Endurance

choppy-water

Water is just a tough medium. There’s no getting around it. It’s a matter of moving straight through. It’s a matter of keeping your head down or, to be more precise, keeping it in line with your body so you don’t give yourself any more work than the water is already giving you.

I spent 2 to 4 hours a day in the pool, year-round, from age 8 to 23. I first jumped in because one of my older sisters was on the swim team and it looked like fun. It never really stopped being fun, although the emotional cadence of the sport went through many cycles over the 15 years. Results ebbed and flowed. Bonds with teammates grew and paused and grew again. My best friends today are mostly my old swimming buddies.

There are a couple rowers and cyclists in that circle, too. I got into rowing as a cross-training method during college. I experimented with triathlons. I remember my first day-long bike ride with a rowing friend who had spent as much time on his road bike as I had in the pool. I bonked. I was in good shape but the way that machine keeps your legs moving, far beyond what you thought your body could do … I had never really experienced that before.
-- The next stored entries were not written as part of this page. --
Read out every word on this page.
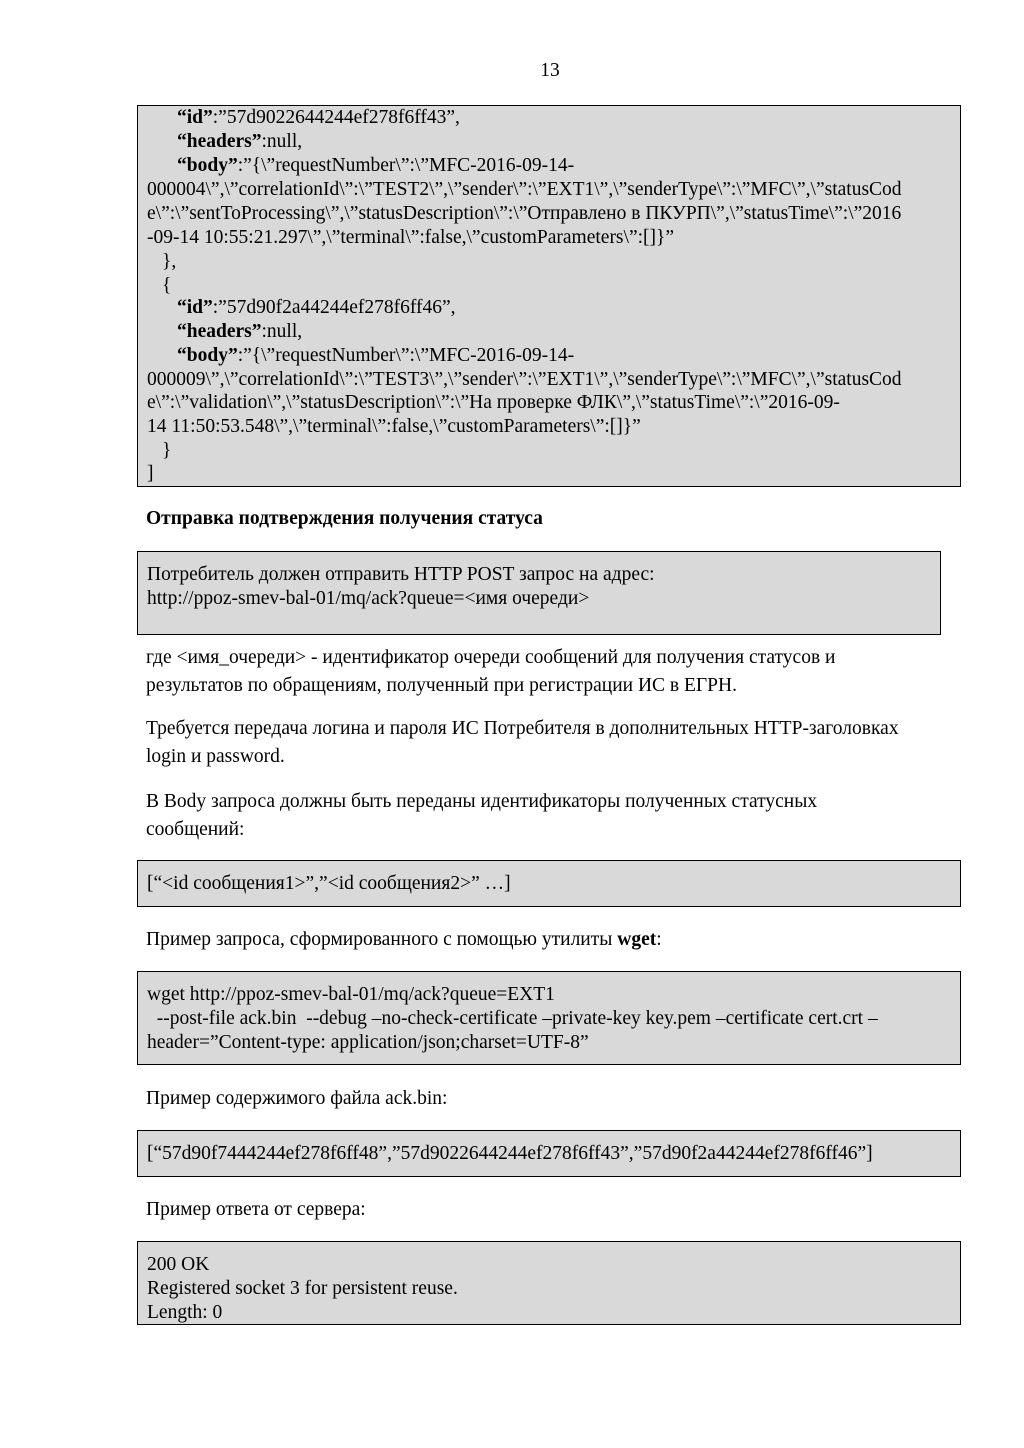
13
“id”:”57d9022644244ef278f6ff43”,
“headers”:null,
“body”:”{\”requestNumber\”:\”MFC-2016-09-14-
000004\”,\”correlationId\”:\”TEST2\”,\”sender\”:\”EXT1\”,\”senderType\”:\”MFC\”,\”statusCod
e\”:\”sentToProcessing\”,\”statusDescription\”:\”Отправлено в ПКУРП\”,\”statusTime\”:\”2016
-09-14 10:55:21.297\”,\”terminal\”:false,\”customParameters\”:[]}”
},
{
“id”:”57d90f2a44244ef278f6ff46”,
“headers”:null,
“body”:”{\”requestNumber\”:\”MFC-2016-09-14-
000009\”,\”correlationId\”:\”TEST3\”,\”sender\”:\”EXT1\”,\”senderType\”:\”MFC\”,\”statusCod
e\”:\”validation\”,\”statusDescription\”:\”На проверке ФЛК\”,\”statusTime\”:\”2016-09-
14 11:50:53.548\”,\”terminal\”:false,\”customParameters\”:[]}”
}
]
Отправка подтверждения получения статуса
Потребитель должен отправить HTTP POST запрос на адрес:
http://ppoz-smev-bal-01/mq/ack?queue=<имя очереди>
где <имя_очереди> - идентификатор очереди сообщений для получения статусов и
результатов по обращениям, полученный при регистрации ИС в ЕГРН.
Требуется передача логина и пароля ИС Потребителя в дополнительных HTTP-заголовках
login и password.
В Body запроса должны быть переданы идентификаторы полученных статусных
сообщений:
[“<id сообщения1>”,”<id сообщения2>” …]
Пример запроса, сформированного с помощью утилиты wget:
wget http://ppoz-smev-bal-01/mq/ack?queue=EXT1
--post-file ack.bin  --debug –no-check-certificate –private-key key.pem –certificate cert.crt –
header=”Content-type: application/json;charset=UTF-8”
Пример содержимого файла ack.bin:
[“57d90f7444244ef278f6ff48”,”57d9022644244ef278f6ff43”,”57d90f2a44244ef278f6ff46”]
Пример ответа от сервера:
200 OK
Registered socket 3 for persistent reuse.
Length: 0
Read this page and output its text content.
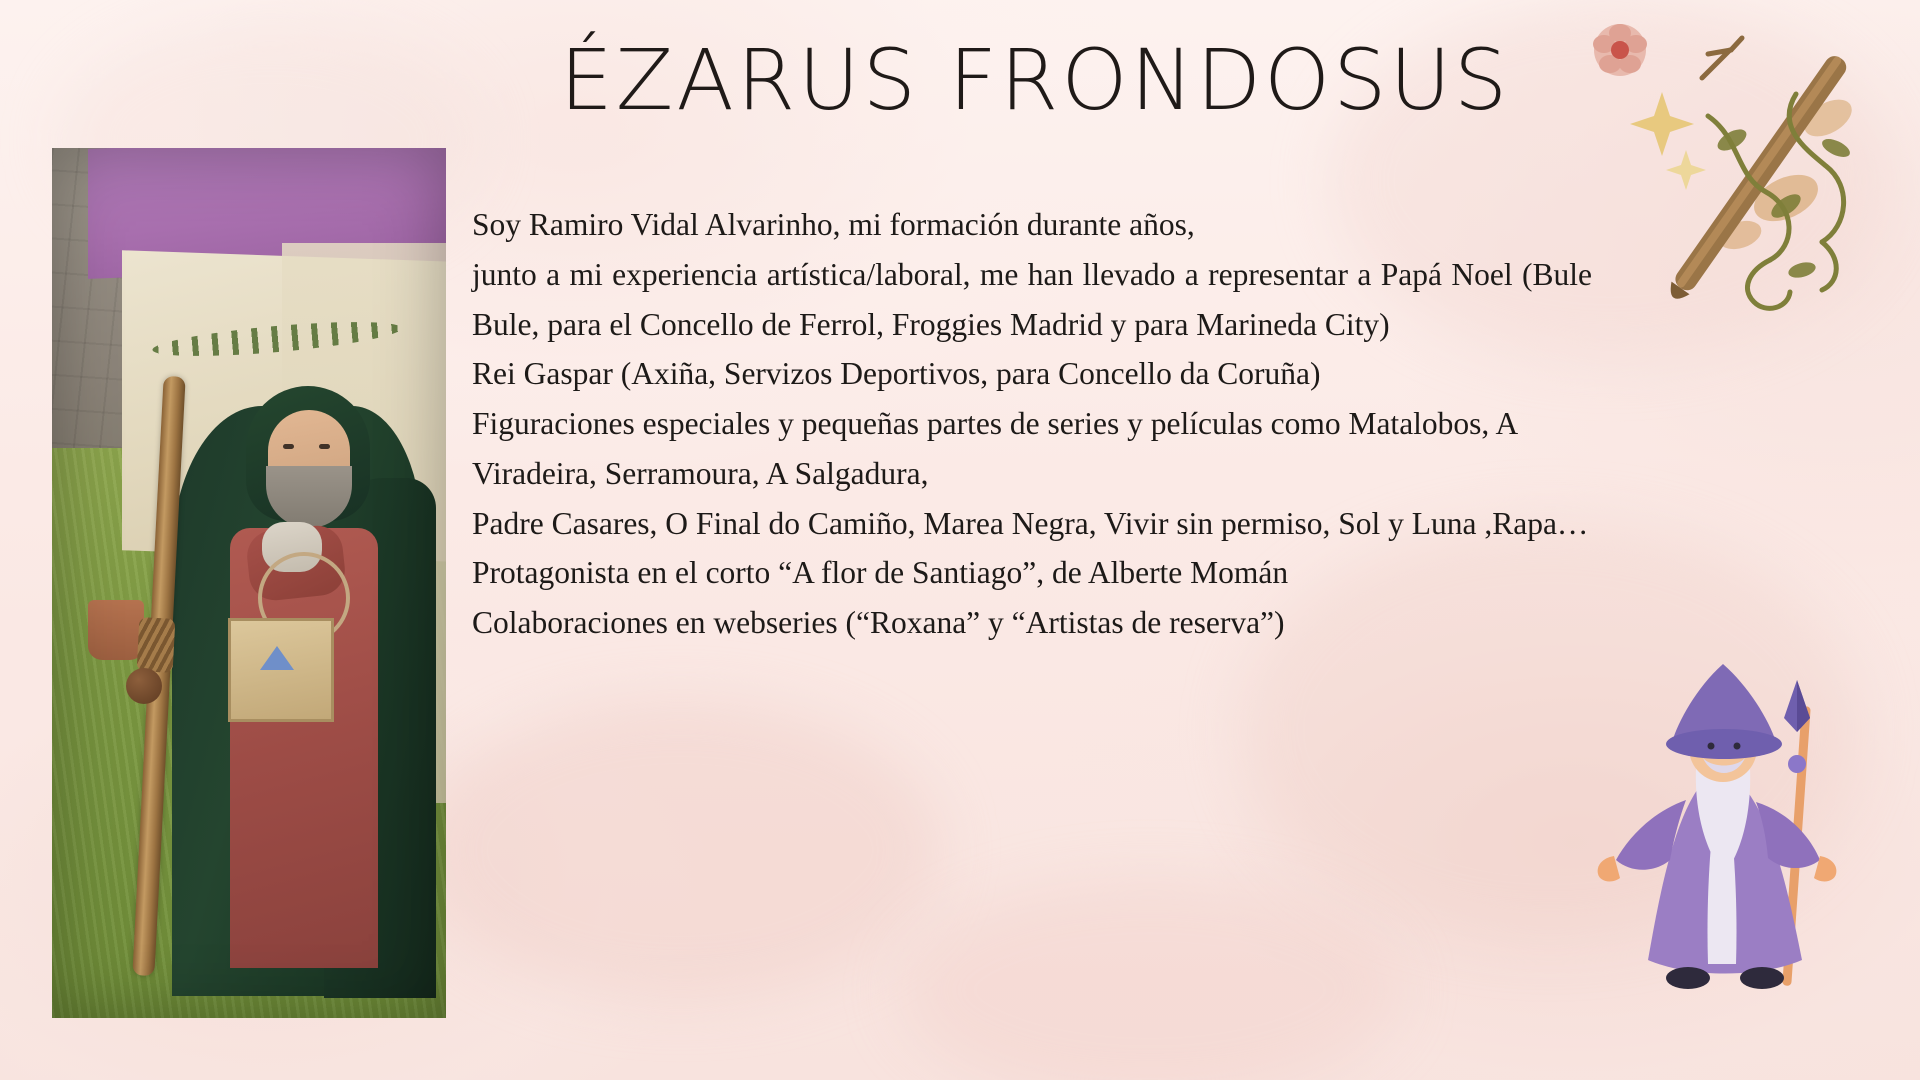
ÉZARUS FRONDOSUS

Soy Ramiro Vidal Alvarinho, mi formación durante años,

junto a mi experiencia artística/laboral, me han llevado a representar a Papá Noel (Bule Bule, para el Concello de Ferrol, Froggies Madrid y para Marineda City)

Rei Gaspar (Axiña, Servizos Deportivos, para Concello da Coruña)

Figuraciones especiales y pequeñas partes de series y películas como Matalobos, A Viradeira, Serramoura, A Salgadura,

Padre Casares, O Final do Camiño, Marea Negra, Vivir sin permiso, Sol y Luna ,Rapa…

Protagonista en el corto “A flor de Santiago”, de Alberte Momán

Colaboraciones en webseries (“Roxana” y “Artistas de reserva”)
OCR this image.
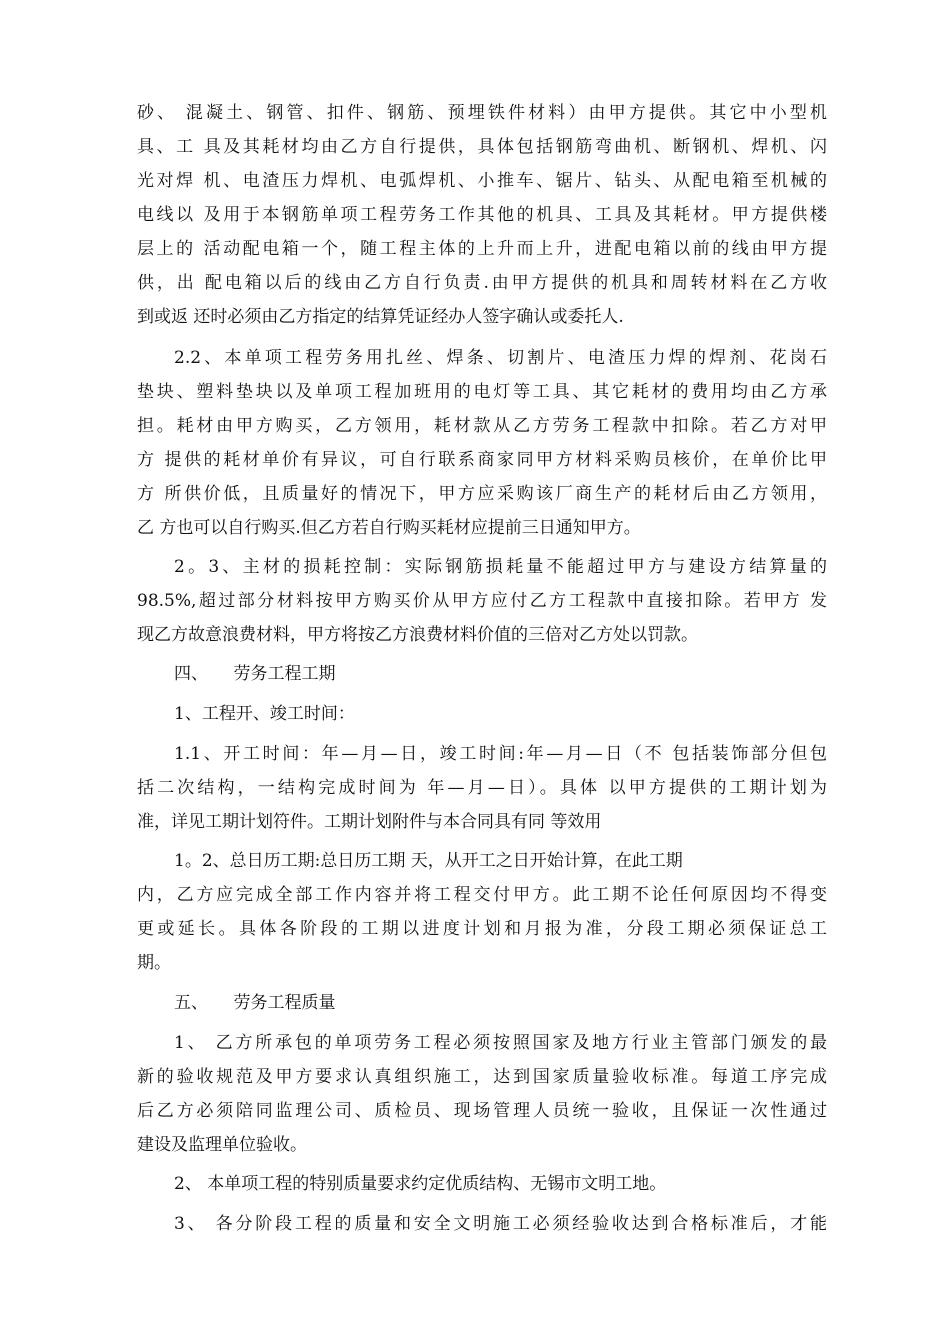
砂、 混凝土、钢管、扣件、钢筋、预埋铁件材料）由甲方提供。其它中小型机
具、工 具及其耗材均由乙方自行提供，具体包括钢筋弯曲机、断钢机、焊机、闪
光对焊 机、电渣压力焊机、电弧焊机、小推车、锯片、钻头、从配电箱至机械的
电线以 及用于本钢筋单项工程劳务工作其他的机具、工具及其耗材。甲方提供楼
层上的 活动配电箱一个，随工程主体的上升而上升，进配电箱以前的线由甲方提
供，出 配电箱以后的线由乙方自行负责.由甲方提供的机具和周转材料在乙方收
到或返 还时必须由乙方指定的结算凭证经办人签字确认或委托人.
2.2、本单项工程劳务用扎丝、焊条、切割片、电渣压力焊的焊剂、花岗石
垫块、塑料垫块以及单项工程加班用的电灯等工具、其它耗材的费用均由乙方承
担。耗材由甲方购买，乙方领用，耗材款从乙方劳务工程款中扣除。若乙方对甲
方 提供的耗材单价有异议，可自行联系商家同甲方材料采购员核价，在单价比甲
方 所供价低，且质量好的情况下，甲方应采购该厂商生产的耗材后由乙方领用，
乙 方也可以自行购买.但乙方若自行购买耗材应提前三日通知甲方。
2。3、主材的损耗控制：实际钢筋损耗量不能超过甲方与建设方结算量的
98.5%,超过部分材料按甲方购买价从甲方应付乙方工程款中直接扣除。若甲方 发
现乙方故意浪费材料，甲方将按乙方浪费材料价值的三倍对乙方处以罚款。
四、　　劳务工程工期
1、工程开、竣工时间：
1.1、开工时间：年—月—日，竣工时间:年—月—日（不 包括装饰部分但包
括二次结构，一结构完成时间为 年—月—日）。具体 以甲方提供的工期计划为
准，详见工期计划符件。工期计划附件与本合同具有同 等效用
1。2、总日历工期:总日历工期 天，从开工之日开始计算，在此工期
内，乙方应完成全部工作内容并将工程交付甲方。此工期不论任何原因均不得变
更或延长。具体各阶段的工期以进度计划和月报为准，分段工期必须保证总工
期。
五、　　劳务工程质量
1、 乙方所承包的单项劳务工程必须按照国家及地方行业主管部门颁发的最
新的验收规范及甲方要求认真组织施工，达到国家质量验收标准。每道工序完成
后乙方必须陪同监理公司、质检员、现场管理人员统一验收，且保证一次性通过
建设及监理单位验收。
2、 本单项工程的特别质量要求约定优质结构、无锡市文明工地。
3、 各分阶段工程的质量和安全文明施工必须经验收达到合格标准后，才能
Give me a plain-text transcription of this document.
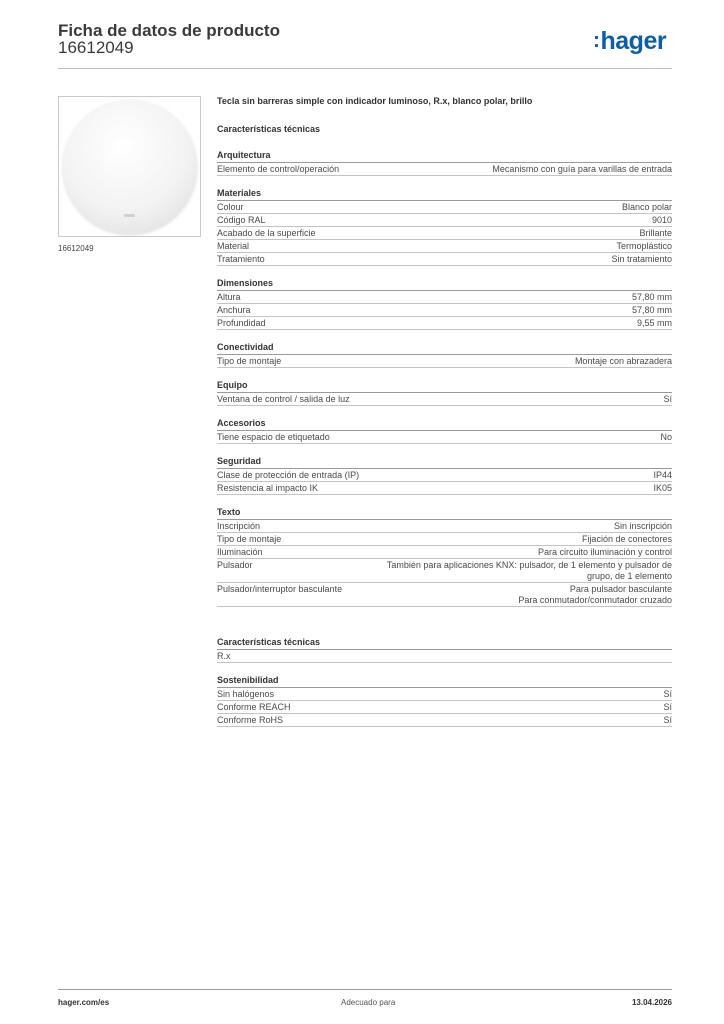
Ficha de datos de producto
16612049	:hager
16612049
Tecla sin barreras simple con indicador luminoso, R.x, blanco polar, brillo
Características técnicas
Arquitectura
Elemento de control/operación	Mecanismo con guía para varillas de entrada
Materiales
Colour	Blanco polar
Código RAL	9010
Acabado de la superficie	Brillante
Material	Termoplástico
Tratamiento	Sin tratamiento
Dimensiones
Altura	57,80 mm
Anchura	57,80 mm
Profundidad	9,55 mm
Conectividad
Tipo de montaje	Montaje con abrazadera
Equipo
Ventana de control / salida de luz	Sí
Accesorios
Tiene espacio de etiquetado	No
Seguridad
Clase de protección de entrada (IP)	IP44
Resistencia al impacto IK	IK05
Texto
Inscripción	Sin inscripción
Tipo de montaje	Fijación de conectores
Iluminación	Para circuito iluminación y control
Pulsador	También para aplicaciones KNX: pulsador, de 1 elemento y pulsador de
grupo, de 1 elemento
Pulsador/interruptor basculante	Para pulsador basculante
Para conmutador/conmutador cruzado
Características técnicas
R.x
Sostenibilidad
Sin halógenos	Sí
Conforme REACH	Sí
Conforme RoHS	Sí
hager.com/es	Adecuado para	13.04.2026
I’m 37 and I haven’t put my competition days behind me yet. I don’t have a family of my own. My parents are healthy. I have a flexible schedule. I train all the time, and I actually think I’m a better athlete than I ever was in my teens, my twenties.

Part of this is barbell training, which I only added to the mix a year ago. It has made me far less vulnerable to injuries, especially lower back stuff.

Part of it is psychological training and the accumulation of knowledge. I know what recovery is. And I know what drives me.

A larger part of what keeps me training hard, however, is community. I feel more connected than I used to feel, during those years when I was head down in the pool. More connected with the relatively small but globally significant subset of human beings who know deep down that endurance is life. I believe endurance humans are the strongest humans, the smartest humans. Even if they are a little crazy.

If you can move through water, you can move through anything. If you can just keep moving, through whatever medium you’re in, life always gets better. The contribution I want to make to this world is showing more and more people exactly why that is true.